Issue
I have an angular project structured like so:
Site1
- Module1
- Module2
- SharedModule <- NOT in a library, just a module
Site2
- Module3
- Module4
- SharedModule <- calls module in Main directly
I know this isn't ideal, but it's how it is.
The package.json
files are exactly the same apart from the names of the application.
The project was started on Angular 8 and has always upgraded well, but going from 11 -> 12 I'm having issues:
Site1 builds fine and runs nicely. Site2 builds fine, but errors immediately on running with
Error: inject() must be called from an injection context at injectInjectorOnly (core:4745) at Module.ɵɵinject (core:4755) at Object.RouterModule_Factory [as factory] (router:5999) at R3Injector.hydrate (core.js:11438) at R3Injector.get (core.js:11257) at core.js:11295 at Set.forEach () at R3Injector._resolveInjectorDefTypes (core.js:11295) at new NgModuleRef$1 (core.js:25325) at NgModuleFactory$1.create (core.js:25379)
As Site1 works fine, I assume it must be something in calling that SharedModule?
I've tried adding "preserveSymlinks": true,
to projects.$name.architect.build.options, but that doesn't work. I'm not using npm link
as the other module isn't a library (I know it should have been set up that way, but it isn't).

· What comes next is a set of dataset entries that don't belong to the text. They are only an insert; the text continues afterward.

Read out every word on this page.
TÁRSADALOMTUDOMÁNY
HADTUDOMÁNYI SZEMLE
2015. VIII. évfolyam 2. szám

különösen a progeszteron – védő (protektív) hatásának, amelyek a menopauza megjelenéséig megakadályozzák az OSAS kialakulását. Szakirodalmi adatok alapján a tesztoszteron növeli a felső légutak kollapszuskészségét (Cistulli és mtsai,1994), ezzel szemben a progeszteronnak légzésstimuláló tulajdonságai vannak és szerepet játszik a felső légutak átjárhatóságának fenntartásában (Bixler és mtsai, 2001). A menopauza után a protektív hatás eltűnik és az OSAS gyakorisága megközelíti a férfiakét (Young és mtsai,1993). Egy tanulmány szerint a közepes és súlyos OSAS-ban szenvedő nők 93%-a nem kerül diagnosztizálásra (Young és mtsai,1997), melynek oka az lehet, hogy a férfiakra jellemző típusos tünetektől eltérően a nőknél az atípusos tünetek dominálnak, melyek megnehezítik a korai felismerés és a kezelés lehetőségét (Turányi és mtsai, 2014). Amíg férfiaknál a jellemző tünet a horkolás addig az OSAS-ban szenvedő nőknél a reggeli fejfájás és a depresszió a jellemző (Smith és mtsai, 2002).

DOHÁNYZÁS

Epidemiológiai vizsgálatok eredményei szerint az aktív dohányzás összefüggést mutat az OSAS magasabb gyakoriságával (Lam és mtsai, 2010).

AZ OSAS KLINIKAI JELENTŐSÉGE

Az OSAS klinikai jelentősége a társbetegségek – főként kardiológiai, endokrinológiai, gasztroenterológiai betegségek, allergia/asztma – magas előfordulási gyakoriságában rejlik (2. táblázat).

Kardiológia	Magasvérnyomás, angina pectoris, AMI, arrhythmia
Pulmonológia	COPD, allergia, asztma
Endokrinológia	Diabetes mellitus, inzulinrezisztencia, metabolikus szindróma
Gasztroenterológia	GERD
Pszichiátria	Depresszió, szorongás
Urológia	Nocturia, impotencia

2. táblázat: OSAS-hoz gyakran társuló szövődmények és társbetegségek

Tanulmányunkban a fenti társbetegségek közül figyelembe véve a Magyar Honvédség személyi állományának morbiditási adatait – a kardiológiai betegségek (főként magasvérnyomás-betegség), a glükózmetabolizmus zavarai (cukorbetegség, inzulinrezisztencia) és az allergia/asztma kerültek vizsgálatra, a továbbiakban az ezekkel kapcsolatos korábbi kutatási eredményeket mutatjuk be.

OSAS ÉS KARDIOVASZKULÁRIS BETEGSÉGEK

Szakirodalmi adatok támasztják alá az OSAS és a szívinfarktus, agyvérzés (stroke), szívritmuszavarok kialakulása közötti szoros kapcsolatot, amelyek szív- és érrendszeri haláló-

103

I've spent at least 2 days trying to get this to work (obviously checking posts such as this and this, but the answers there dont seem to work.
Does anyone know how to fix this, or at least how to debug it please?
Solution
For the benefit of searchers, following not getting a response here, I asked this to Angular themselves.
Here are the answers provided.
You have two distinct workspace trees that import from each other. That is bound to suffer from duplicate @angular/core versions which confuses the runtime, resulting in the rather obscure runtime error you're seeing. You can workaround this using paths mappings, as explained in the library guide here (which also applies to your situation without libs). Not sure why it worked in earlier versions, it has always been prone to these kinds of issues.
and
The cause is that the two separate workspaces both have their own @angular/core packages, and both end up in the bundled application. The Angular runtime keeps its state in top-level module variables that are private to that module, but having two occurrences of that module (from both instances of @angular/core) you run into situations where state is only initialized correctly in one instance, not the other. In this case the injection context is only available in the "primary" runtime, but the parts of the app that were bundled from the "secondary" library parts will depend on the "secondary" runtime state.
So basically, the structure is bad. It should have been done as a proper library project in the first place.
I've made a demo of how it should have been done here.